AbstractsBiology & Animal Science

A novel sequencing method to explore two molecular mechanisms of rapid adaptation

by Keisha Dawn Carlson




Institution: University of Washington
Department:
Degree: PhD
Year: 2015
Keywords: buffering; genetic variation; genome instability; rapid adaptation; short tandem repeat; technology development; Genetics
Record ID: 2059443
Full text PDF: http://hdl.handle.net/1773/27486


Abstract

To survive in an ever-changing world, organisms need to rapidly adapt to new environments. In my dissertation, I address two molecular mechanisms that may contribute to rapid adaptation to new environments and help to address the "missing heritability" of complex traits. The first mechanism is short tandem repeats (STRs), short sequence units of two to ten nucleotides repeated head to tail, which mutate 10 to 10,000x faster than non-repetitive regions and have been shown to increase mutation rate under environmental stress. These highly variable, phenotypically important genetic elements have remained inaccessible to high-throughput analysis with short read sequencing and therefore have been excluded from genome-wide analyses of genotype-phenotype associations. I developed a novel method MIPSTR to accurately genotype STRs genome-wide across many individuals. The second mechanism is buffers of genetic variation, i.e. molecules or pathways that influence the penetrance of standing genetic variation by buffering its effect on phenotype. This mechanism could also be thought of as an epistatic interaction with loci across the genome.
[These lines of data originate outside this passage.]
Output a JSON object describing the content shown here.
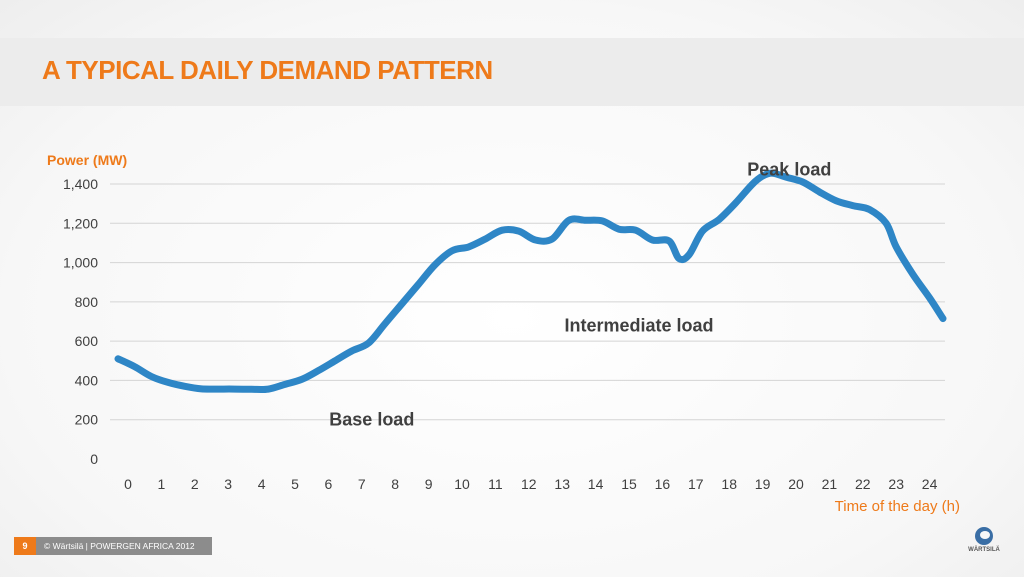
{
  "slide": {
    "title": "A TYPICAL DAILY DEMAND PATTERN",
    "page_number": "9",
    "footer": "© Wärtsilä  |  POWERGEN AFRICA 2012",
    "logo_text": "WÄRTSILÄ"
  },
  "colors": {
    "accent": "#ee7a1a",
    "line": "#2e86c6",
    "grid": "#d4d4d4",
    "text": "#404040"
  },
  "chart_data": {
    "type": "line",
    "title": "A TYPICAL DAILY DEMAND PATTERN",
    "xlabel": "Time of the day (h)",
    "ylabel": "Power (MW)",
    "ylim": [
      0,
      1400
    ],
    "xlim": [
      0,
      24
    ],
    "y_ticks": [
      "0",
      "200",
      "400",
      "600",
      "800",
      "1,000",
      "1,200",
      "1,400"
    ],
    "y_tick_values": [
      0,
      200,
      400,
      600,
      800,
      1000,
      1200,
      1400
    ],
    "x_ticks": [
      "0",
      "1",
      "2",
      "3",
      "4",
      "5",
      "6",
      "7",
      "8",
      "9",
      "10",
      "11",
      "12",
      "13",
      "14",
      "15",
      "16",
      "17",
      "18",
      "19",
      "20",
      "21",
      "22",
      "23",
      "24"
    ],
    "grid": true,
    "annotations": [
      {
        "text": "Base load",
        "x": 7.3,
        "y": 200
      },
      {
        "text": "Intermediate load",
        "x": 15.3,
        "y": 680
      },
      {
        "text": "Peak load",
        "x": 19.8,
        "y": 1475
      }
    ],
    "series": [
      {
        "x": [
          -0.3,
          0.2,
          0.7,
          1.2,
          1.7,
          2.2,
          2.7,
          3.2,
          3.7,
          4.2,
          4.7,
          5.2,
          5.7,
          6.2,
          6.7,
          7.2,
          7.7,
          8.2,
          8.7,
          9.2,
          9.7,
          10.2,
          10.7,
          11.2,
          11.7,
          12.2,
          12.7,
          13.2,
          13.7,
          14.2,
          14.7,
          15.2,
          15.7,
          16.2,
          16.5,
          16.8,
          17.2,
          17.7,
          18.2,
          18.7,
          19.0,
          19.3,
          19.7,
          20.2,
          20.7,
          21.2,
          21.7,
          22.2,
          22.7,
          23.0,
          23.5,
          24.0,
          24.4
        ],
        "values": [
          510,
          470,
          420,
          390,
          370,
          357,
          356,
          356,
          355,
          356,
          380,
          405,
          450,
          500,
          550,
          590,
          690,
          790,
          890,
          990,
          1060,
          1080,
          1120,
          1165,
          1160,
          1115,
          1120,
          1215,
          1215,
          1212,
          1170,
          1165,
          1115,
          1110,
          1020,
          1040,
          1160,
          1220,
          1305,
          1400,
          1440,
          1455,
          1435,
          1410,
          1360,
          1315,
          1290,
          1270,
          1200,
          1080,
          940,
          820,
          715
        ]
      }
    ]
  }
}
If a buffering mechanism is challenged or breaks, previously cryptic genetic variation will be revealed. In order to consider the robustness (i.e. buffering capacity) of an organism when associating genetic variants to complex traits, we need to measure robustness of individuals. MIPSTR can assess somatic STR variation within individuals as a measure of genome stability and thereby robustness. This new approach has allowed me to address two molecular mechanisms potentially important for adaptation and "missing heritability" in novel ways.